Of course, success in digital workplace communications is only possible when both employees and employers are on board. There are obstacles to doing so, chief among them being information overload and the burden of constant connection to the workplace.

“There are some negatives to the always-on mindset; we saw this when we first started giving smartphones to employees who were then connected 24-7,” Jesuthasan says. “The opportunity to disconnect and the willingness for companies to accept that can be a challenge. Now more organizations are moving the other direction — saying, for instance, that there won’t be email on the weekends.”

But technology, experts say, also can lead to a healthier work-life balance for employees, which in turn, benefits employers with happier and more productive workers.

Busy moms who can do their work and still have time to take their kids to soccer practice in the afternoon? Working a couple of hours poolside while on vacation? That’s made possible now with technology.

For both employers and employees, it’s important to realize that technology, for the most part, enhances productivity, a fact Jesuthasan has witnessed firsthand.

“In my field [of consulting], we’ve gone from something taking a couple of days for someone to root around in reports and calling up different sources and so on to now something being a 20- to 30-minute task when someone is able to access everything she needs off of the Web and collaboration tools like Yammer or Sharepoint,” he says. “With so much of work being knowledge-driven, the access to information like that is increasingly more important.

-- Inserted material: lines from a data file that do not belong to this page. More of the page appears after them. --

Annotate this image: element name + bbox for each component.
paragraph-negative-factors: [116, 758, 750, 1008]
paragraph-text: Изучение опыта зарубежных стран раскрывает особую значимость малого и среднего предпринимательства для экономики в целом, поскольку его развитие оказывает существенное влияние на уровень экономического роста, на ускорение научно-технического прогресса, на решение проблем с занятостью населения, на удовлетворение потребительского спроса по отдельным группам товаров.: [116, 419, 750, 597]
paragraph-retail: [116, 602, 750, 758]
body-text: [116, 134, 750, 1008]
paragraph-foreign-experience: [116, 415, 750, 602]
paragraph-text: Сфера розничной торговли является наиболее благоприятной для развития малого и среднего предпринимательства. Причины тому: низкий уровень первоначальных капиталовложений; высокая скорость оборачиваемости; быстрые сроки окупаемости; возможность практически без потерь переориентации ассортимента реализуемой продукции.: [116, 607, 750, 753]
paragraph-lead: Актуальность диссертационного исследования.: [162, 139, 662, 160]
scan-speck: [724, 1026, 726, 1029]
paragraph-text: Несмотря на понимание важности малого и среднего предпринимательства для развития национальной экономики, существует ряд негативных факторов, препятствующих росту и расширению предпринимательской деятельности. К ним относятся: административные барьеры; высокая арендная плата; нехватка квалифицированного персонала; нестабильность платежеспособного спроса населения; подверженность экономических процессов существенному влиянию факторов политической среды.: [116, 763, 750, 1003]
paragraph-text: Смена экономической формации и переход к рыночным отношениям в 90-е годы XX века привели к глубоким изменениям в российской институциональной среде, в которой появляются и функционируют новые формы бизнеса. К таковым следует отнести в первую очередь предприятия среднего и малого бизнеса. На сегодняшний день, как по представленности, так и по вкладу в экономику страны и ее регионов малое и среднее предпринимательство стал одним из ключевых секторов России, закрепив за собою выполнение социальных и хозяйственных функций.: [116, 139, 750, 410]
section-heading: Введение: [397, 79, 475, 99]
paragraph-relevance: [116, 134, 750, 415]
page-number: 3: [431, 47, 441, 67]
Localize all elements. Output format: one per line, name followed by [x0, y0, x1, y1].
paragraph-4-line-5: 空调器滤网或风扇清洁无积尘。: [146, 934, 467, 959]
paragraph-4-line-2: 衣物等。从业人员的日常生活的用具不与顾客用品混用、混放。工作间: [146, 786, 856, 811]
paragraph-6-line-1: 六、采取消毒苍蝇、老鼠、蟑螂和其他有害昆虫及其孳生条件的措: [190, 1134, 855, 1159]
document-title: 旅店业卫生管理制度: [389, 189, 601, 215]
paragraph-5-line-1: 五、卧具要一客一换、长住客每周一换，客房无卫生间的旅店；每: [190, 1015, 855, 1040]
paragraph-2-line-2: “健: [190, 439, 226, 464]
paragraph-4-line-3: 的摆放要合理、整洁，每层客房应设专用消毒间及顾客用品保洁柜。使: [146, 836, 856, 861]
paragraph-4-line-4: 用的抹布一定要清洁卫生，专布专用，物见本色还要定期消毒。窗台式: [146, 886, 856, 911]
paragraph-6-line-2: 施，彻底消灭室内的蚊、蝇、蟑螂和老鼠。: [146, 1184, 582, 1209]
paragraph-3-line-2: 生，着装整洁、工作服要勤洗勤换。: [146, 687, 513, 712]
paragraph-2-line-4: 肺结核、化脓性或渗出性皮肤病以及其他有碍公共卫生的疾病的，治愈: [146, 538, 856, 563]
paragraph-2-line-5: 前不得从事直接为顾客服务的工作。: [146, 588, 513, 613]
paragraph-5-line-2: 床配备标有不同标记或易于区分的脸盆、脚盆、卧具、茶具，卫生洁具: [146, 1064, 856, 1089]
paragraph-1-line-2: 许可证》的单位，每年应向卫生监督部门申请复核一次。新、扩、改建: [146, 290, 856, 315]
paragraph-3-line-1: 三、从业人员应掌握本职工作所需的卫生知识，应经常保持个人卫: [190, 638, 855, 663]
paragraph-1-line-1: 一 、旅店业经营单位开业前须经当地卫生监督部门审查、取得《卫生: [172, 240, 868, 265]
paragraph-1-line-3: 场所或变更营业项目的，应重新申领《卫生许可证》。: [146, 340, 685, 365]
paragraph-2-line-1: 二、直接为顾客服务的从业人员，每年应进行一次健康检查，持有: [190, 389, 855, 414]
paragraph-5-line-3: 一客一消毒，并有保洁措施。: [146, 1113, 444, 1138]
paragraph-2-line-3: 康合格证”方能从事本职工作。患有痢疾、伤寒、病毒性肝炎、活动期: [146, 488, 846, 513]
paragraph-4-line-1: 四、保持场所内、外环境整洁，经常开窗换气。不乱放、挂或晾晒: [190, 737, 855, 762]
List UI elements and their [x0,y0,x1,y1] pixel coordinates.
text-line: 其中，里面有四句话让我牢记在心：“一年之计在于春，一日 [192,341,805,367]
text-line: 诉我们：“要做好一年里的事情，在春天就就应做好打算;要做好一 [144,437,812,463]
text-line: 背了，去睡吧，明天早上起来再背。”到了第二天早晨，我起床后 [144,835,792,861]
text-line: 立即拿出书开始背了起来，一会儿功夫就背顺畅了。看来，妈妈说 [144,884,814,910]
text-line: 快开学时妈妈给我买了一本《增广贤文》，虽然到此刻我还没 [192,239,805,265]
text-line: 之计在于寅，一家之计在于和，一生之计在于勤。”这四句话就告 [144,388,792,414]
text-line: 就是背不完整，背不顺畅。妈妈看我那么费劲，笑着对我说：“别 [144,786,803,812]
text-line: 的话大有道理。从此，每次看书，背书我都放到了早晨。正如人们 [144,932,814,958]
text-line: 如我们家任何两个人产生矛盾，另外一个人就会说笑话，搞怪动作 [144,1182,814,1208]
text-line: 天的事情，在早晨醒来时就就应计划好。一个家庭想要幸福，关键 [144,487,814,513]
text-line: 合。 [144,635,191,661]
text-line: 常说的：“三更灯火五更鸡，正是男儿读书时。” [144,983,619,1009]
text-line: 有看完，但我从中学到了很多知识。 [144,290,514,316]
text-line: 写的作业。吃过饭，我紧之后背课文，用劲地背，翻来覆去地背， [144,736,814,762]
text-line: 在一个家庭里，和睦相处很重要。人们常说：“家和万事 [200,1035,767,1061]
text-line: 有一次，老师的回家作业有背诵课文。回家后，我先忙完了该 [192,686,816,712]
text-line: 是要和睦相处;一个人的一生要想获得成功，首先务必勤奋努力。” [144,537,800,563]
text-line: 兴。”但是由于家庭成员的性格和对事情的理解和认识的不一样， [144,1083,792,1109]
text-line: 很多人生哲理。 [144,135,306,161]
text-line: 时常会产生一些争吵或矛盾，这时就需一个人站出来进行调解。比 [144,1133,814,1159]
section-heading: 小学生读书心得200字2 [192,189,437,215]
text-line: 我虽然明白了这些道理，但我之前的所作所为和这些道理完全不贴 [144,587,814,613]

So we’re seeing progressive companies saying, ‘We’re going give you all the tools to allow you to do that,’ and seeing that as a way to empower your employees rather than controlling things that may distract them.”

It’s also important that things remain humanized, he says, despite technological advances that seem to do the opposite. Some occasional old-fashioned facetime might be the way to do that.

“One of the things we did as we moved into a virtual arrangement is once a month, at least, we have the whole team come together in the office,” he says.

“We either have a team-building activity or a client meeting or just get together with the people [they’re] working with so you have that human connection. These little things can really make the difference.”